Wednesday, October 12, 2011

Bad Dreams

I woke up early this morning feeling really tired. Every detail of the situation was still very clear in my mind. I couldn’t seem to take whatever I saw then that I tried to go back to sleep facing the other side of the bed. But the dream went on. It was like I just paused a movie I was watching. Then I woke up again, checked the time and apparently, an hour had passed since I tried to sleep again. I sat up straight, took a deep breath, then went back to sleep.

Two hours had gone when my mom finally woke me up. I had plans on meeting up with my cousin today. As I opened my eyes, I realized my heart was racing.
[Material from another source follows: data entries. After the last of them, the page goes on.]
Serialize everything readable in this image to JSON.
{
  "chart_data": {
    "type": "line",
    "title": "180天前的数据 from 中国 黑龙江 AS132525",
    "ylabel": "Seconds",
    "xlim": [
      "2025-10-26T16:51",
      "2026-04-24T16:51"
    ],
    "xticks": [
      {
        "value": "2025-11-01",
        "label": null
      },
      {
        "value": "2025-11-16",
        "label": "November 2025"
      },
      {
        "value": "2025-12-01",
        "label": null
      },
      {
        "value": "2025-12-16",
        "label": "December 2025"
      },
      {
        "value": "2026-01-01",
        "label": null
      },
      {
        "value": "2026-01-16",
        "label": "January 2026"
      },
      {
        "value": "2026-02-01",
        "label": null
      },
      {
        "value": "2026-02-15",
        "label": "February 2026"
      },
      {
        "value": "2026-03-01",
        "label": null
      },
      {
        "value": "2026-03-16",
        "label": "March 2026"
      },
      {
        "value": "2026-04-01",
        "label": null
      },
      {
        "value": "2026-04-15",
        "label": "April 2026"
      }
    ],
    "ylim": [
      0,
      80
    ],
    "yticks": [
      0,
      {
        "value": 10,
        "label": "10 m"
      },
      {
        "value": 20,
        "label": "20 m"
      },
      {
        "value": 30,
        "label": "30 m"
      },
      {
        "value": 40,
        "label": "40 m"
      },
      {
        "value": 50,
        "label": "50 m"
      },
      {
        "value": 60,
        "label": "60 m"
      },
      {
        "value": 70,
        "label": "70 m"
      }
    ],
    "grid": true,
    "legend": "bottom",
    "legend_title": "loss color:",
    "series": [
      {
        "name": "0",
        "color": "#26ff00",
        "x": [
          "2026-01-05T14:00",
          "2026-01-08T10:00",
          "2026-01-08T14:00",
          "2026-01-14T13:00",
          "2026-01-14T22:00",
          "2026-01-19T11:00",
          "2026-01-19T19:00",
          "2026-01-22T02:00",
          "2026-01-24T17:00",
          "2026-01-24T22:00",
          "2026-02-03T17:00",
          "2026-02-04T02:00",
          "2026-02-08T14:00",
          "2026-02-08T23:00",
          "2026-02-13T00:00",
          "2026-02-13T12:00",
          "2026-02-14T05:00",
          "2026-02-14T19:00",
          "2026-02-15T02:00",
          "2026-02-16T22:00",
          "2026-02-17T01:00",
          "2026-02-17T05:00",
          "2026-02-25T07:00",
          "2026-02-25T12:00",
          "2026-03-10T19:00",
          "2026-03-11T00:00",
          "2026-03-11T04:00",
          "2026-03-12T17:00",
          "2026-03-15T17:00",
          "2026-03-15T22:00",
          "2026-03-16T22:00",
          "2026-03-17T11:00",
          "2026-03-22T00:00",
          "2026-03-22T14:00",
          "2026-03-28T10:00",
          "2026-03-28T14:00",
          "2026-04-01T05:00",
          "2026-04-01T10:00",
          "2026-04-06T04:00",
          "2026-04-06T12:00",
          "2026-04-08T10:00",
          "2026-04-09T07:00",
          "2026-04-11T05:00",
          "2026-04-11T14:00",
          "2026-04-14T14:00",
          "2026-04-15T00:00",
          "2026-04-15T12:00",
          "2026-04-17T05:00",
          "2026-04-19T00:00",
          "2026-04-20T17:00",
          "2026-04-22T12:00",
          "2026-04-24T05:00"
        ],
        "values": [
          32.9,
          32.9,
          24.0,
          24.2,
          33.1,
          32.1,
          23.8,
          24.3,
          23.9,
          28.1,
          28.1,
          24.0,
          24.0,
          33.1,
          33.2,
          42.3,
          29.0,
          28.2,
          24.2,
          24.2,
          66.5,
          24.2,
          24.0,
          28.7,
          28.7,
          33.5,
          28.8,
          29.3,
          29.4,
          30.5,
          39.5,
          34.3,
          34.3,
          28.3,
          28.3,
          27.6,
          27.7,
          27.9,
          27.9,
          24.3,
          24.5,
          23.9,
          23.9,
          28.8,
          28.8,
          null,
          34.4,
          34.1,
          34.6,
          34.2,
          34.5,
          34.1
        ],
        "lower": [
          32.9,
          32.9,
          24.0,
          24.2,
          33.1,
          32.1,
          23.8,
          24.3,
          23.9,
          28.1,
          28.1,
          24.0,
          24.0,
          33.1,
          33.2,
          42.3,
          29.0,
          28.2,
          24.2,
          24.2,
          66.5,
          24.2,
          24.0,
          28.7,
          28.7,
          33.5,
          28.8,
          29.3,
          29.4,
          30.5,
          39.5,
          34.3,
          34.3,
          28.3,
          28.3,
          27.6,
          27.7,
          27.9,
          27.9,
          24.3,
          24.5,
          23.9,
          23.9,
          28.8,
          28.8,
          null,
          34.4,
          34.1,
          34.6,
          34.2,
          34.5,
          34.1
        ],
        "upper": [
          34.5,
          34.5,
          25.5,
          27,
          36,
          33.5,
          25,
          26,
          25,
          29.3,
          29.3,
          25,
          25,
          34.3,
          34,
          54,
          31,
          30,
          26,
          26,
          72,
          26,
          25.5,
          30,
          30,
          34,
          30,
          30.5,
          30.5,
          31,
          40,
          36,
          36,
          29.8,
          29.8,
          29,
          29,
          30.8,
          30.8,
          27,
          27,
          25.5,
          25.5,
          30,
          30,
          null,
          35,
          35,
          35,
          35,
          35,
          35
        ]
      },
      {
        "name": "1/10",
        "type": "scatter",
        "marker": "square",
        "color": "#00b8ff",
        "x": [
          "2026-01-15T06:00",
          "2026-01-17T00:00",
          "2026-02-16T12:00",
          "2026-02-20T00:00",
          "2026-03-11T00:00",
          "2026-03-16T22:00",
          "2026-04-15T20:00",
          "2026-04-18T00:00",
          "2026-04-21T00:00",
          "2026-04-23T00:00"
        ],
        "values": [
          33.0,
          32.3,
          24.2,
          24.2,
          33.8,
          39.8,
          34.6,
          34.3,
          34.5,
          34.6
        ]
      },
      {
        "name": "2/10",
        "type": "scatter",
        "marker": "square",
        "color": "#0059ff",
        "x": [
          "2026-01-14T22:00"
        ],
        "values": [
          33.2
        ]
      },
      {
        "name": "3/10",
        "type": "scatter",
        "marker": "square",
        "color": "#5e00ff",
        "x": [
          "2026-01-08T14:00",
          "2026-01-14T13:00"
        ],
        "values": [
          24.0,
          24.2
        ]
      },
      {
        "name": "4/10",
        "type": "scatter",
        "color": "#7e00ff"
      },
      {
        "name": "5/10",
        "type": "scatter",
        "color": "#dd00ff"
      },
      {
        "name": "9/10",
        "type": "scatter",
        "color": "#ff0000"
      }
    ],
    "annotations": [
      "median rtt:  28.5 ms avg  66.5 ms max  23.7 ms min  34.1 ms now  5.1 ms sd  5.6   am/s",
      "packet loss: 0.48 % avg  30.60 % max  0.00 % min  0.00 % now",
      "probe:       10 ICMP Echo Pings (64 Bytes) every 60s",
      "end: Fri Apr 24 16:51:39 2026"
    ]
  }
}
Apparently I still had the same dream, but this time I can’t remember everything. It was 4:50am, the wind from my window made my hair stand on end. I felt like I just ran several miles but without sweat.

I stood up, did some stretching and finally my heartbeat was normal again. But I was completely in a state of shock or something similar because as I went out of my room and tried to do my typical morning rituals, I was being attacked by my migraine. I felt queasy, my mind was not at ease. Everything felt surreal that time.
… … …

I’m pretty sure it was a bad dream. No, not a nightmare but a bad dream. It wasn’t scary at all, but rather it just gave me uncertainty. Uncertainty regarding life in general. It just made me feel uneasy on how I’ve been living my life. It made me wonder, have I been living it to the fullest? Am I really going to the right path?

Life is not easy, but that’s what makes it worth living. I think this has been an eye-opener for me because it made me reflect on things. Sometimes it’s really good to do some self-reflection for the growth of our soul.
… … …

But I still want to remember what that dream was about. I wouldn’t want it to return tonight when I close my eyes and fall asleep.